Acinetobacter baumannii is a high-priority organism for the development of new antibacterial treatments. We found that the antimalarial medication mefloquine (MFQ) permeabilized the bacterial cell membrane of A. baumannii, decreased membrane fluidity, and caused physical injury to the membrane. MFQ also maintained activity across different pH conditions (pH range: 5-8). Structure-activity relationship analysis using MFQ analogs demonstrated that piperidin-2-yl methanol is required for antibacterial activity. Scanning and transmission electron microscopy demonstrated the compromised morphological and membrane integrity in MFQ-treated cells. MFQ synergized with the membrane permeabilizers polymyxin B and colistin and the MFQ + polymyxin B combination killed bacterial cells more effectively than either treatment alone. MFQ + polymyxin B was effective against other gram-negative bacteria including Escherichia coli, Burkholderia pseudomallei, Klebsiella pneumoniae, and Pseudomonas aeruginosa.

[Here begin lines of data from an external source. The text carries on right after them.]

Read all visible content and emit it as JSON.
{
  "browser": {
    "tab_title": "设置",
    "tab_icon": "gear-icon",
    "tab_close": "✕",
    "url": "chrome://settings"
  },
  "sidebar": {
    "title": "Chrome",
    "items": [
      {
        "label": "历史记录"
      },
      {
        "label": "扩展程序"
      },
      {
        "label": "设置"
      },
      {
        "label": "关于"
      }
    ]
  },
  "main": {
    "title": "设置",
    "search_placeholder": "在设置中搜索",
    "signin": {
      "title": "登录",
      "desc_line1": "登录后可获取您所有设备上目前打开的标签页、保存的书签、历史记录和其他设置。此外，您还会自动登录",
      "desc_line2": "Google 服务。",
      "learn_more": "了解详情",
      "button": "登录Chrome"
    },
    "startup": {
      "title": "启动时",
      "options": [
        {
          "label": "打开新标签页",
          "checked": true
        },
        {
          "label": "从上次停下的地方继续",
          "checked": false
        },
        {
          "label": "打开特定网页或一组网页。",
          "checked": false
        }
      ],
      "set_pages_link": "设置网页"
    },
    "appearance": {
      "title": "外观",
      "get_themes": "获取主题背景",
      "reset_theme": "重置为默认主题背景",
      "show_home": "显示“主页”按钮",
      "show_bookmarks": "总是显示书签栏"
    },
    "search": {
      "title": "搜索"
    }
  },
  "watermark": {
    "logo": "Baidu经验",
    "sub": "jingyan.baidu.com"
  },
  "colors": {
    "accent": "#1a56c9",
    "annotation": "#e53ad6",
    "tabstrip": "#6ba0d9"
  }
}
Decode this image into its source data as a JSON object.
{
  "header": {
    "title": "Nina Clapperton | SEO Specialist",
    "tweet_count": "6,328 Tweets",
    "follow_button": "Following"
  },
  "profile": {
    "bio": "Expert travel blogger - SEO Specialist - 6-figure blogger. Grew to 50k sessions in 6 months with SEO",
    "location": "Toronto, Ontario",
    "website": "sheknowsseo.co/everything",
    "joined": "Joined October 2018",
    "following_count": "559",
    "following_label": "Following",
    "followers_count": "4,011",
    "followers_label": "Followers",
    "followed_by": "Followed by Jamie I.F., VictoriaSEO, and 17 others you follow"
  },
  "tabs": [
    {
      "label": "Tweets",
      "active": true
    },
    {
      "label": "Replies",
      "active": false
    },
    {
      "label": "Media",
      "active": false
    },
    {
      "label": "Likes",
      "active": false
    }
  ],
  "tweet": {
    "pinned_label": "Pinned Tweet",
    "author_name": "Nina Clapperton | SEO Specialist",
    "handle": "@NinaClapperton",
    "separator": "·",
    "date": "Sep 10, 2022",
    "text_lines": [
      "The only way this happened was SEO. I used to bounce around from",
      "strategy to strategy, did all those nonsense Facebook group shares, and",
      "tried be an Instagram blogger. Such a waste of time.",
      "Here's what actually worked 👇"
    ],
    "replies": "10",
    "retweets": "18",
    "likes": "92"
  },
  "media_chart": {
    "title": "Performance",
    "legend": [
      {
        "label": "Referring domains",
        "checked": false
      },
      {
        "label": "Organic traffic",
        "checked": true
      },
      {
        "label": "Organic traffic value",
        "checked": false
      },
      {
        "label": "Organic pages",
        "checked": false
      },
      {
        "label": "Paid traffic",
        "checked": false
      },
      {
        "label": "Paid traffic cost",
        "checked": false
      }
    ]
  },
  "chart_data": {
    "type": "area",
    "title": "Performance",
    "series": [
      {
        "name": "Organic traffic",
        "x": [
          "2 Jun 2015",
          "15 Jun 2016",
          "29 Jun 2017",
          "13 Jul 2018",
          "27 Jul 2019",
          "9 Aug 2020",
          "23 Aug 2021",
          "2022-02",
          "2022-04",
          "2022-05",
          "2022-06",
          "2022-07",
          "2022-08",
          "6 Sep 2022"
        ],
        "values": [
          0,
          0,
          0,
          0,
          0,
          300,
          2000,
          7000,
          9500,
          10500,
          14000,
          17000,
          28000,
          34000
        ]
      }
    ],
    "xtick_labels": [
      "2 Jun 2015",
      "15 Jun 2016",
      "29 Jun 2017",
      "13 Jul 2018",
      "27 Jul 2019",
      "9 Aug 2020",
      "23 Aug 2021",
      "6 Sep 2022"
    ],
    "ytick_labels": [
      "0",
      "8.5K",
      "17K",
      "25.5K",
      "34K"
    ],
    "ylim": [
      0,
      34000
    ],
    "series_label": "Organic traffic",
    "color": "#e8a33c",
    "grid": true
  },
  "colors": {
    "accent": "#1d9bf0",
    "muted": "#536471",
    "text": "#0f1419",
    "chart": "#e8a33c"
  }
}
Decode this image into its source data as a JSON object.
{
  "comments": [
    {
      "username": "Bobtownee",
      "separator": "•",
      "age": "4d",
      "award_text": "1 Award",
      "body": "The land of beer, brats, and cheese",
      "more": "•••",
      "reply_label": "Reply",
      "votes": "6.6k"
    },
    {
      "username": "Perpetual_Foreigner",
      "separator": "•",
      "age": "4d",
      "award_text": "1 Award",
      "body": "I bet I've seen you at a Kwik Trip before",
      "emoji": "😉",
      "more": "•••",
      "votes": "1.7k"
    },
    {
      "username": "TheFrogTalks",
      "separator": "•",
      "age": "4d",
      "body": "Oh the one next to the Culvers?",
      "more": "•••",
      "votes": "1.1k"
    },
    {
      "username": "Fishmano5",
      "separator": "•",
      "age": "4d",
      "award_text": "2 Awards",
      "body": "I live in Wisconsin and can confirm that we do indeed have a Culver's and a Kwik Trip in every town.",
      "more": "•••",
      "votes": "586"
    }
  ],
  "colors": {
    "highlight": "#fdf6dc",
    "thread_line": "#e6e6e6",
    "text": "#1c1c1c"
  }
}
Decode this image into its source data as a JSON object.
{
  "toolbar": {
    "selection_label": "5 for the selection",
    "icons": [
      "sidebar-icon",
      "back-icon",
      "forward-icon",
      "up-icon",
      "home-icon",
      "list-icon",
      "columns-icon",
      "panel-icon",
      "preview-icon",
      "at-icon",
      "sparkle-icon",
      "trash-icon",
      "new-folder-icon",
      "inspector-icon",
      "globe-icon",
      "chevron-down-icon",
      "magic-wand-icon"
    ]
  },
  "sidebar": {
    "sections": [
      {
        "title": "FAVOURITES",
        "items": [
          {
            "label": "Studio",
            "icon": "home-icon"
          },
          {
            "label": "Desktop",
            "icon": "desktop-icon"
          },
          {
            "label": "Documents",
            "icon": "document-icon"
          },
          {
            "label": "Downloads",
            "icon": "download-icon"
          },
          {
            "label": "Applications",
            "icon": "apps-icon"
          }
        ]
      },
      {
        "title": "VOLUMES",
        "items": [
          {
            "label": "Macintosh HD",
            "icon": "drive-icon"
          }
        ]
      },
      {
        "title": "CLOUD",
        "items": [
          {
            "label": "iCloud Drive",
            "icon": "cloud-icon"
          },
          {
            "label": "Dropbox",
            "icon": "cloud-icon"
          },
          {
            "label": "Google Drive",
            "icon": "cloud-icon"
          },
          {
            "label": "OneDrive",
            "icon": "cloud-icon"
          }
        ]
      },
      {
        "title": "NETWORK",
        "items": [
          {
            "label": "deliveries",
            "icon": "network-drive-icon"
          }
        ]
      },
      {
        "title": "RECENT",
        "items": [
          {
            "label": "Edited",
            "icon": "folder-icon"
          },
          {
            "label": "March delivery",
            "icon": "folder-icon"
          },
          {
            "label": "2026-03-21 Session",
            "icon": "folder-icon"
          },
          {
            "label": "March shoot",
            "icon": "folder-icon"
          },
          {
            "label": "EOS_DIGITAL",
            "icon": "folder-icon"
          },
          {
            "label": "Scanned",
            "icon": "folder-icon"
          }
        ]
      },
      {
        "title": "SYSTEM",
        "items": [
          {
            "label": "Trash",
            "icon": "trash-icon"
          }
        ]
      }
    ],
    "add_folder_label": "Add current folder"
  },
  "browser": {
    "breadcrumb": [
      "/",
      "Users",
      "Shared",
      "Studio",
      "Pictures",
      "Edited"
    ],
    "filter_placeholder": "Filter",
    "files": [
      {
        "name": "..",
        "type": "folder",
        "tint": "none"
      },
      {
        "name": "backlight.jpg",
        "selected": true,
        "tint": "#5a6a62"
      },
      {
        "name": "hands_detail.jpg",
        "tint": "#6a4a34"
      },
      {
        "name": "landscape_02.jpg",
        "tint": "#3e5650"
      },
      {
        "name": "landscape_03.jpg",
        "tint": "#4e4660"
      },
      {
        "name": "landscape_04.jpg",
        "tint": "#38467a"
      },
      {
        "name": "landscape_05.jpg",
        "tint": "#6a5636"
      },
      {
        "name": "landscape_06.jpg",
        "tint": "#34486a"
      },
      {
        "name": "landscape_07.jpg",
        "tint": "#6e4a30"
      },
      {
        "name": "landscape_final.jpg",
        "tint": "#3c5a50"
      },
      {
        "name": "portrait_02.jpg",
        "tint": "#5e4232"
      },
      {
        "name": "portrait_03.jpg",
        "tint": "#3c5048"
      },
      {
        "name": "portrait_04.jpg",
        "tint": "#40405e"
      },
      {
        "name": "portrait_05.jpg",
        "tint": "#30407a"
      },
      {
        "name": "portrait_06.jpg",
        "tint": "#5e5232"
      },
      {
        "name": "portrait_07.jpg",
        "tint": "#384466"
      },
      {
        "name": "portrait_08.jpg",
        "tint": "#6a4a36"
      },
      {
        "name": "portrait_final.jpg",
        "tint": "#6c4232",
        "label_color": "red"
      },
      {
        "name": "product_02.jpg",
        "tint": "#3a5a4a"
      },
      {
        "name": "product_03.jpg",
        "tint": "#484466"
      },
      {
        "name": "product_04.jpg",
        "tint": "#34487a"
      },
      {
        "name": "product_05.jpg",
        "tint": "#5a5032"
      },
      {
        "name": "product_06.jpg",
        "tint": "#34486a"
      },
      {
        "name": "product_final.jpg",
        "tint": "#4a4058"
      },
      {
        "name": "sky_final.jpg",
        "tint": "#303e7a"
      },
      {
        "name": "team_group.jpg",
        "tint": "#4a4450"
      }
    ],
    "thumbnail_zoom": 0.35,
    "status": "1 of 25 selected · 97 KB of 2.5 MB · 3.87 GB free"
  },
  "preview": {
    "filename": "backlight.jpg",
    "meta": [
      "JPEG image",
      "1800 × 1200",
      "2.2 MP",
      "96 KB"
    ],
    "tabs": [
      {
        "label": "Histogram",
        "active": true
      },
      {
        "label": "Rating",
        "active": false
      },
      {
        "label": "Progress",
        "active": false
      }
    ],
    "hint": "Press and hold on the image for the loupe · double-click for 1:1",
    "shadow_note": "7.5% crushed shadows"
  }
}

Bodipy-cadaverine displacement assays confirmed the active interaction of MFQ with other membrane lipid components, such as lipopolysaccharide, lipid A, lipoteichoic acids, and fatty acids. In all-atom molecular dynamics simulations, lipid interactions facilitated the permeation of MFQ into the simulated Gram-negative membrane. Additionally, positively charged nitrogen in the piperidine group of MFQ seems to enhance interactions with the negatively charged components of the bacterial membrane. MFQ + polymyxin B caused significantly greater curvature in the simulated membrane, indicating greater damage than standalone drug treatment. Finally, in vivo assays showed that MFQ + polymyxin B rescued Galleria mellonella larvae infected with A. baumannii. In conclusion, membrane-active agents such as MFQ may warrant further investigation as a potential components of gram-negative infection treatment, particularly in combination with polymyxin B.

Importance: Antimicrobial resistance is a threat globally, and new treatments are urgently needed to combat the rise of multidrug-resistant bacteria. However, the development of anti-infectives has declined over the last two decades due to regulatory, financial and long-term requirement related challenges. In this study, we examined the membrane interactions of the antiparasitic agent mefloquine (MFQ) in combination with polymyxin B, using both in vitro and in silico approaches to evaluate their potential efficacy against gram-negative bacterial infections. We investigated the interaction of MFQ with lipid bilayers to understand the mechanism through which antibacterial activity is exerted. The piperidine moiety of MFQ plays a critical role in its interaction with the lipid bilayer and facilitates membrane permeabilization. In contrast, the membrane permeabilizer polymyxin B is associated with significant neurotoxicity and nephrotoxicity. Our findings highlight the potential of membrane-acting compounds, such as MFQ, to enhance combinatorial activity while mitigating polymyxin B-associated toxicity.